Con le manette ai polsi, il bengalese non ha comunque negato: «Avevo bevuto, ero ubriaco, non mi ricordo niente». Fra i tavolini dello «Yellow Bar» e negli altri locali notturni di via Palestro il volto del lavapiatti è abbastanza conosciuto: frequenta i pub e le discoteche. Pare che non si perda una festa e che sui social circolino anche video in cui appare felice e spensierato, con ragazzi e ragazze di varie nazionalità. Ci sono americane, tedesche, svedesi. Un giovane inserito, integrato. Avrebbe anche un profilo personale sulle chat. Simpatico e «dai modi garbati», lo descrivono in Questura. Nessuno ha mai pensato fosse un violento. Né che bevesse fino a perdere il controllo. Eppure è successo. Anche per questo identificarlo non è stato complicato, ma trovarlo sì. Ci sono volute ore, a casa non c’è quasi mai.

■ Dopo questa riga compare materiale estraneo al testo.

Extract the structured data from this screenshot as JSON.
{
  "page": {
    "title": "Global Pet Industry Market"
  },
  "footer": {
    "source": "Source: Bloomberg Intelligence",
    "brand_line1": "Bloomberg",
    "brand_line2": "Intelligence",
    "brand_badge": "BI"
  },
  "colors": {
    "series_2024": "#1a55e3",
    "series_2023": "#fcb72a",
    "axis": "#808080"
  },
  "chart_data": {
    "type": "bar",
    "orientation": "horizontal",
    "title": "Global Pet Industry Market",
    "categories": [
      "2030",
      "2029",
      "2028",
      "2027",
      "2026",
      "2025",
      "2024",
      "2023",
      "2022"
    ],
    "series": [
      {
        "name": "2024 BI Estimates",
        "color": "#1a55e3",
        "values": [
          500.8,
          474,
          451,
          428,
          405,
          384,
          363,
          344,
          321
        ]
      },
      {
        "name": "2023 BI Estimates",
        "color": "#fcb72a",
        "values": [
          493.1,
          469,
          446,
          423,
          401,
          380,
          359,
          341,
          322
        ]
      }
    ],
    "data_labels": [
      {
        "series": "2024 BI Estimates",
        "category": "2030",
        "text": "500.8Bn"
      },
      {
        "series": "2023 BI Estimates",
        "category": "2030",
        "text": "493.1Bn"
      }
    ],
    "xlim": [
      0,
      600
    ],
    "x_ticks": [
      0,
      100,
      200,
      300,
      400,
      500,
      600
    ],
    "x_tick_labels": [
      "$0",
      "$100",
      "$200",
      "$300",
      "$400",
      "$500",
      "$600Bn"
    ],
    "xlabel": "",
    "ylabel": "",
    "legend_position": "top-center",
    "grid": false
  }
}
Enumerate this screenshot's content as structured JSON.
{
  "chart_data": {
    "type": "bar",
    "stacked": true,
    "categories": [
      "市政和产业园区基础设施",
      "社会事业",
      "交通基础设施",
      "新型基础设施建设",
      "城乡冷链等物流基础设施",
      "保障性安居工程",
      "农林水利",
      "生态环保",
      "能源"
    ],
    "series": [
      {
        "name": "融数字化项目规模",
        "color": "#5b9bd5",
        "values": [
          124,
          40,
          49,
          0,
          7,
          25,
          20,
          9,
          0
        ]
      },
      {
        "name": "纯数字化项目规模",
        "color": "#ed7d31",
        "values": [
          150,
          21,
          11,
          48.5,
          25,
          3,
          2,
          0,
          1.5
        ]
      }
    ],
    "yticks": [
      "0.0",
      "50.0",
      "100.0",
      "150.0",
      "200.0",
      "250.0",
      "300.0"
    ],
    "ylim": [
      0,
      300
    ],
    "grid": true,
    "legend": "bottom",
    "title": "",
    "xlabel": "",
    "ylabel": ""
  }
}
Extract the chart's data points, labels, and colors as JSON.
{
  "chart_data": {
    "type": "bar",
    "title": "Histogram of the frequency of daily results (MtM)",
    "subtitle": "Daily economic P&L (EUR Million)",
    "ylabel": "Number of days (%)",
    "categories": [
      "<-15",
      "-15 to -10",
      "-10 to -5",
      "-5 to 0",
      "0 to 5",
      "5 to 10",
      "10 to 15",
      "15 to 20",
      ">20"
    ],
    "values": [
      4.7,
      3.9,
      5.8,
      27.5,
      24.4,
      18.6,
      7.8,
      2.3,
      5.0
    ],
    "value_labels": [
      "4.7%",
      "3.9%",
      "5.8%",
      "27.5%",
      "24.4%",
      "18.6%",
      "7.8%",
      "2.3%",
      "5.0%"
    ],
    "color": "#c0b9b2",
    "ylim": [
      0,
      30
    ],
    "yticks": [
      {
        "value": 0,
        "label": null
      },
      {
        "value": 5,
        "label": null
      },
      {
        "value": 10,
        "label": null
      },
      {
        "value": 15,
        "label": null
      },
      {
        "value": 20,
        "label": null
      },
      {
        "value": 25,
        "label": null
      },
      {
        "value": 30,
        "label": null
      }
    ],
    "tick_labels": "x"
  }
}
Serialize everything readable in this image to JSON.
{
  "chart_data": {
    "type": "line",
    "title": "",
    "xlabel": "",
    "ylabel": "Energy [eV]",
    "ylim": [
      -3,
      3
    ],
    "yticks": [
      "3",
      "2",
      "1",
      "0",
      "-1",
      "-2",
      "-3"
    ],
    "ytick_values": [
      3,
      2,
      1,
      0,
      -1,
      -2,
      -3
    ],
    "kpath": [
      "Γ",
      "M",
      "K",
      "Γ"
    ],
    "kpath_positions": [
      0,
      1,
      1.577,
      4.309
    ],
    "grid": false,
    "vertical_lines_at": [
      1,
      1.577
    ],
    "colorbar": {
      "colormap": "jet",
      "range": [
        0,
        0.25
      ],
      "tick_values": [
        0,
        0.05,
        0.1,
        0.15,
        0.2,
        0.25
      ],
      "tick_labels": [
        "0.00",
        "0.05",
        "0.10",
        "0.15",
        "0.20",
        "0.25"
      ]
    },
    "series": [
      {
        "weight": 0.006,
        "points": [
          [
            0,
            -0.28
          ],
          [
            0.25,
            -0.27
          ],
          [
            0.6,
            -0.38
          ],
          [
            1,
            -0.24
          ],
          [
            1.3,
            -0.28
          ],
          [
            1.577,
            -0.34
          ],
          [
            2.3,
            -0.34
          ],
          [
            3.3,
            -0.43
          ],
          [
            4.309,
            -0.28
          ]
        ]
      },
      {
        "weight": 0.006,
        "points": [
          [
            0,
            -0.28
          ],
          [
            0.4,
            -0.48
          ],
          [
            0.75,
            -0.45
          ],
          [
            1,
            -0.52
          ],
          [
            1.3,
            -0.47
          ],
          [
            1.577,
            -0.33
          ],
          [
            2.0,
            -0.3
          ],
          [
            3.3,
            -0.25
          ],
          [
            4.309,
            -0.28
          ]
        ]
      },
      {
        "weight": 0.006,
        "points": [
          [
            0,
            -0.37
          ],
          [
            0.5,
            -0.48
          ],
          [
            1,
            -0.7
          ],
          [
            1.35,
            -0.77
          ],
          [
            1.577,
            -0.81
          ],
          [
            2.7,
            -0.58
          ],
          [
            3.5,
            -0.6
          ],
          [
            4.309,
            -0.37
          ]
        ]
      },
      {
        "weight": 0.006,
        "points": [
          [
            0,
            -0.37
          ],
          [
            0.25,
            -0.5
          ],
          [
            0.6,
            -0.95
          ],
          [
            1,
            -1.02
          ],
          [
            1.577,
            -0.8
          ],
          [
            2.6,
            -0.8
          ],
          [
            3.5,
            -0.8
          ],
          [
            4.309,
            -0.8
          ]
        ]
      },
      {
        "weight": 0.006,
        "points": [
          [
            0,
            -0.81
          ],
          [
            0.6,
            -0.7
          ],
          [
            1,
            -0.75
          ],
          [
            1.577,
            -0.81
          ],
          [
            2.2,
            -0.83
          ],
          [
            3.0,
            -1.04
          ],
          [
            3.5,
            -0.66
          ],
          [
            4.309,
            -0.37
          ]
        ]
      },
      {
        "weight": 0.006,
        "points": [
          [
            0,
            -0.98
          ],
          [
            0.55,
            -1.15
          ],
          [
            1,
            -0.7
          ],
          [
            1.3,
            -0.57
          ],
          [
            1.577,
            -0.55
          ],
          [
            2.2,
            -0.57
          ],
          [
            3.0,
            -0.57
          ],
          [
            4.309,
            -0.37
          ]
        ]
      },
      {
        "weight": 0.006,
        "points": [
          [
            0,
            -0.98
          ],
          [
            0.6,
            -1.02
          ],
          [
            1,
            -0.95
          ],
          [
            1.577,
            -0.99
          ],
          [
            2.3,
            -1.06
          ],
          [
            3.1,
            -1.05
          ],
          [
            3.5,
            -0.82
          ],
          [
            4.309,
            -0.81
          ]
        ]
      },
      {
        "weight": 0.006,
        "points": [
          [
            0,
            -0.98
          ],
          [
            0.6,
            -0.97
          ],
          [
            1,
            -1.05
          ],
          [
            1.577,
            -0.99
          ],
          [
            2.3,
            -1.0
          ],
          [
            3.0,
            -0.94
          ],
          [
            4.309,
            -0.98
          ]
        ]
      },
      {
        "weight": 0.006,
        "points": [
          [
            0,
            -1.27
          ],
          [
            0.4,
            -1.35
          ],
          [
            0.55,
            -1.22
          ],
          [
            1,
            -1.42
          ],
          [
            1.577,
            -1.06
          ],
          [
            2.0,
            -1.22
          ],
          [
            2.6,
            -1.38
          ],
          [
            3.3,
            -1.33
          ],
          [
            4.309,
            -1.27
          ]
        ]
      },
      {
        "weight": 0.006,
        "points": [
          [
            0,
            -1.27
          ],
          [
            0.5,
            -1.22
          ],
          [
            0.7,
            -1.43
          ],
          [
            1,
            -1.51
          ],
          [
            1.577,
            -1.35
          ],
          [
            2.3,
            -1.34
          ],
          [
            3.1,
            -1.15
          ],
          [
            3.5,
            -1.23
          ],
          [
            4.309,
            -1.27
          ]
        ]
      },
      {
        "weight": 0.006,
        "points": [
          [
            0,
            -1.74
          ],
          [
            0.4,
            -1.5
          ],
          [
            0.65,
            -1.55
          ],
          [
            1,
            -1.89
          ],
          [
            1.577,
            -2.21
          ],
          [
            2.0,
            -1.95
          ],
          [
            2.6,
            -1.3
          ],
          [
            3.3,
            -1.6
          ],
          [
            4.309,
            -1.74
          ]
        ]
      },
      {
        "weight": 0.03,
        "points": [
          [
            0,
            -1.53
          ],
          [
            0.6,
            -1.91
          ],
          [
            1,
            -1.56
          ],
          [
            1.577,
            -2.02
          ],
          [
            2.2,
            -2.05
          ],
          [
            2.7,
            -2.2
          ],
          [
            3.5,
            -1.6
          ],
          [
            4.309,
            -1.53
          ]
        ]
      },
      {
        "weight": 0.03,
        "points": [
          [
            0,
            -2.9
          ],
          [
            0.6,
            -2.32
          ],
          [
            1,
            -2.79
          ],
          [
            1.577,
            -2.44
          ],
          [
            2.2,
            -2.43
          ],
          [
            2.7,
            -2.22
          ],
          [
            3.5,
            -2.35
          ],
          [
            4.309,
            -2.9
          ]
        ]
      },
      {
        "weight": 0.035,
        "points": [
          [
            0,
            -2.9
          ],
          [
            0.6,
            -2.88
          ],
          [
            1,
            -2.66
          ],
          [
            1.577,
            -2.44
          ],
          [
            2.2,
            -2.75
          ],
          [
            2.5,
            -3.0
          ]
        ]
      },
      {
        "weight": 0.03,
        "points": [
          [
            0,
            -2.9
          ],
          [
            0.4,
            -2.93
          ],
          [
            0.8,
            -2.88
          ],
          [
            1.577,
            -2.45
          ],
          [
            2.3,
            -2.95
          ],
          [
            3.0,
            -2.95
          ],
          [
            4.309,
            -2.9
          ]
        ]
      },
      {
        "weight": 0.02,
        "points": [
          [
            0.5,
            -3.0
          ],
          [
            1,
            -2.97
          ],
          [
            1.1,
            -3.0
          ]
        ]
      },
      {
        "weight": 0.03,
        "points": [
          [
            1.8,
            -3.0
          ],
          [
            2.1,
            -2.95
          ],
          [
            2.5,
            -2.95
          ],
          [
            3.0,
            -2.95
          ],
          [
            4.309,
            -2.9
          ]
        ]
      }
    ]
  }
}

Nell’appartamento, dove il presunto stupratore dorme in un letto a castello, i coinquilini del ragazzo sono stati ascoltati e sono caduti dalle nuvole. Sono venditori ambulanti, sostituti benzinai, camerieri. Tutti connazionali, tutti increduli nell’apprendere che il più giovane si era trasformato in una belva. E sempre in quell’appartamento sono stati sequestrati gli indumenti – in particolare una maglietta bianca – che il ventenne indossava venerdì al pub e che si vedono nelle immagini acquisite dalla polizia: altre prove che inchiodano faccia d’angelo.